Inhibition of HTLV-1 infection by APOBEC3G. APOBEC3G as well as its mutants inhibited the infectivity of HTLV-1. Infectivity of HTLV-1 was measured as described in Materials and Methods. HTLV-1 proviral DNA load in target SupT1 cells was suppressed by APOBEC3G and its mutants to the level of that of heat-inactivted virus. Six independent experiments gave similar results and the data was presented as the mean of these values. Values are presented as infectivity ratio relative to K30 virus without expression of APOBEC3G.

Figure 3

No G-to-A hypermutation in HTLV-1 genome was induced by APOBEC3G. Mutations in HTLV-1 and HIV-1 ΔVif viruses were detected by sequencing p12 and Env regions, respectively. G-to-A hypermutation was induced by APOBEC3G in HIV-1 ΔVif DNA, but not in HTLV-1 DNA. We detected very few G-to-A mutations in HTLV-1 K30 genome with expression of APOBEC3G (C), but not without expression of APOBEC3G (D), whereas G-to-A hypermutation was induced in HIV-1ΔVif DNA by APOBEC3G (A). We also detected a very few G-to-A mutations in MT-2/Mock virus DNA (E) as well as MT-2/Vif virus DNA (F). G-to-A mutations are shown in red, while other mutations are denoted in black. The numbers before the sequence indicate the number of each clone, while those in parentheses indicate the total number of clones sequenced.
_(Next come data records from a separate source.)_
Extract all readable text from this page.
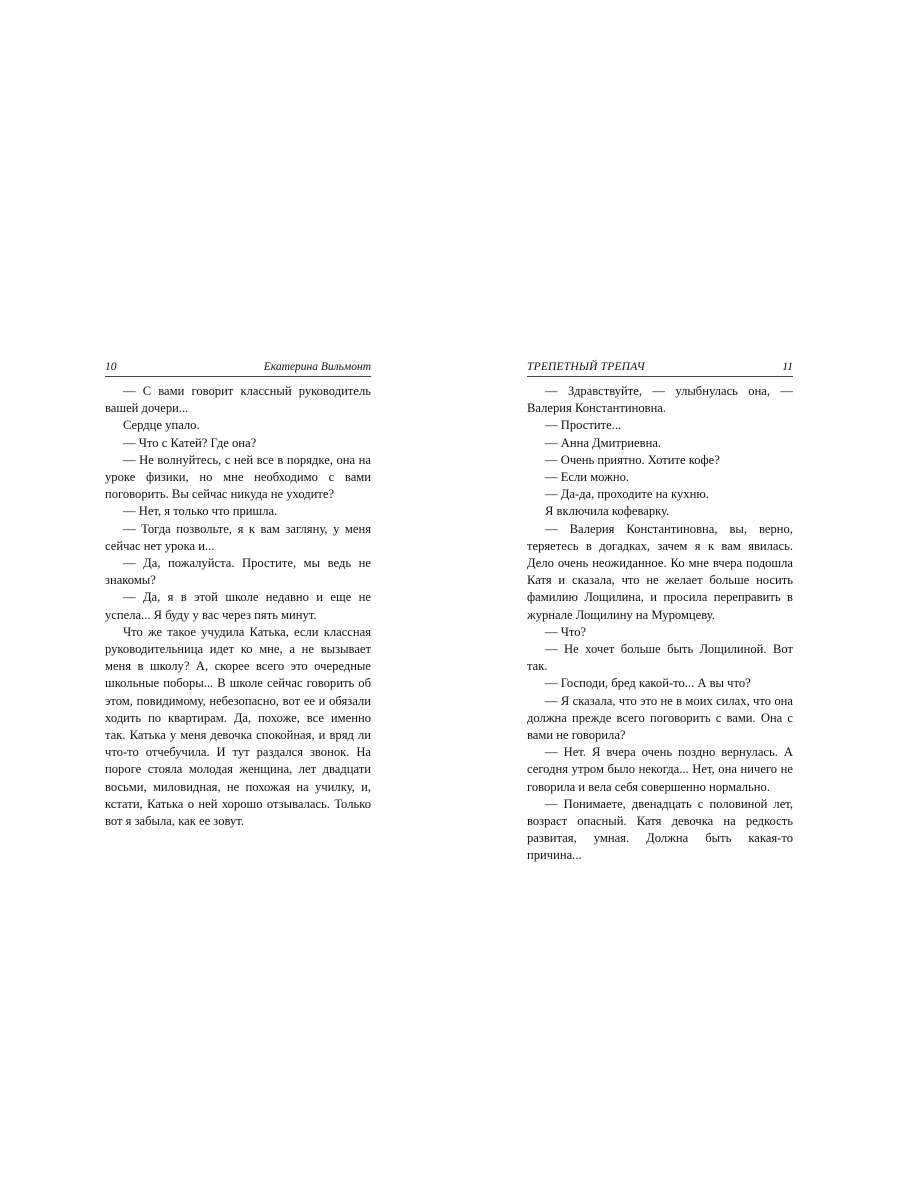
10	Екатерина Вильмонт

— С вами говорит классный руководитель вашей дочери...

Сердце упало.

— Что с Катей? Где она?

— Не волнуйтесь, с ней все в порядке, она на уроке физики, но мне необходимо с вами поговорить. Вы сейчас никуда не уходите?

— Нет, я только что пришла.

— Тогда позвольте, я к вам загляну, у меня сейчас нет урока и...

— Да, пожалуйста. Простите, мы ведь не знакомы?

— Да, я в этой школе недавно и еще не успела... Я буду у вас через пять минут.

Что же такое учудила Катька, если классная руководительница идет ко мне, а не вызывает меня в школу? А, скорее всего это очередные школьные поборы... В школе сейчас говорить об этом, повидимому, небезопасно, вот ее и обязали ходить по квартирам. Да, похоже, все именно так. Катька у меня девочка спокойная, и вряд ли что-то отчебучила. И тут раздался звонок. На пороге стояла молодая женщина, лет двадцати восьми, миловидная, не похожая на училку, и, кстати, Катька о ней хорошо отзывалась. Только вот я забыла, как ее зовут.

ТРЕПЕТНЫЙ ТРЕПАЧ	11

— Здравствуйте, — улыбнулась она, — Валерия Константиновна.

— Простите...

— Анна Дмитриевна.

— Очень приятно. Хотите кофе?

— Если можно.

— Да-да, проходите на кухню.

Я включила кофеварку.

— Валерия Константиновна, вы, верно, теряетесь в догадках, зачем я к вам явилась. Дело очень неожиданное. Ко мне вчера подошла Катя и сказала, что не желает больше носить фамилию Лощилина, и просила переправить в журнале Лощилину на Муромцеву.

— Что?

— Не хочет больше быть Лощилиной. Вот так.

— Господи, бред какой-то... А вы что?

— Я сказала, что это не в моих силах, что она должна прежде всего поговорить с вами. Она с вами не говорила?

— Нет. Я вчера очень поздно вернулась. А сегодня утром было некогда... Нет, она ничего не говорила и вела себя совершенно нормально.

— Понимаете, двенадцать с половиной лет, возраст опасный. Катя девочка на редкость развитая, умная. Должна быть какая-то причина...
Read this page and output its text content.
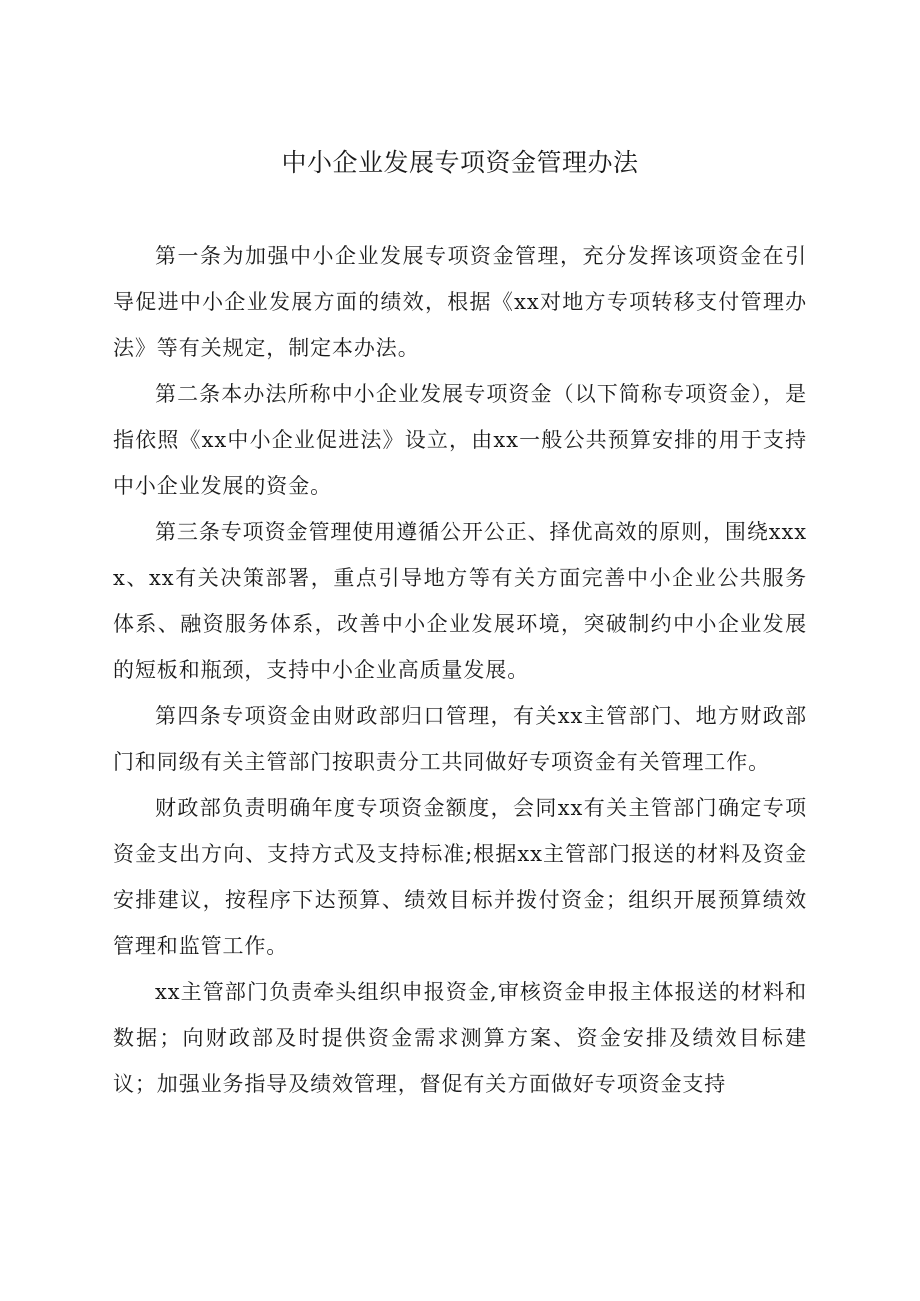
中小企业发展专项资金管理办法

第一条为加强中小企业发展专项资金管理，充分发挥该项资金在引导促进中小企业发展方面的绩效，根据《xx对地方专项转移支付管理办法》等有关规定，制定本办法。

第二条本办法所称中小企业发展专项资金（以下简称专项资金），是指依照《xx中小企业促进法》设立，由xx一般公共预算安排的用于支持中小企业发展的资金。

第三条专项资金管理使用遵循公开公正、择优高效的原则，围绕xxxx、xx有关决策部署，重点引导地方等有关方面完善中小企业公共服务体系、融资服务体系，改善中小企业发展环境，突破制约中小企业发展的短板和瓶颈，支持中小企业高质量发展。

第四条专项资金由财政部归口管理，有关xx主管部门、地方财政部门和同级有关主管部门按职责分工共同做好专项资金有关管理工作。

财政部负责明确年度专项资金额度，会同xx有关主管部门确定专项资金支出方向、支持方式及支持标准;根据xx主管部门报送的材料及资金安排建议，按程序下达预算、绩效目标并拨付资金；组织开展预算绩效管理和监管工作。

xx主管部门负责牵头组织申报资金,审核资金申报主体报送的材料和数据；向财政部及时提供资金需求测算方案、资金安排及绩效目标建议；加强业务指导及绩效管理，督促有关方面做好专项资金支持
WT indicates no mutations in this region.

Figure 4

HIV-1 Vif reduced the incorporation of APOBEC3G into HTLV-1 virions, resulting in the upregulation of the infectivity. (A) Expression of APOBEC3G in MT-2 cells and its incorporation into produced virions were reduced by HIV-1 Vif. Expression level of APOBEC3G was reduced in MT-2/Vif cells (lane 2, middle panel) as compared to MT-2/Mock cells (lane 1, middle panel). Incorporation of APOBEC3G into produced virions was also reduced in virions produced from MT-2/Vif cells (lane 2, bottom panel). Expression of Vif protein in MT-2/Vif cells was detected with anti-Vif mAb (top panel). (B) HIV Vif upregulated the infectivity of HTLV-1 produced from MT-2 cells. Infectivity of HTLV-1 virus produced from MT-2 cells was determined as described in Materials and Methods. Infectivity of viruses produced from MT-2/Vif cells was more than 4 times higher than that from MT-2/Mock cells. Four independent experiments gave similar results and the data was presented as the mean of these values. Values are presented as infectivity ratio relative to viruses from MT-2/Mock cells.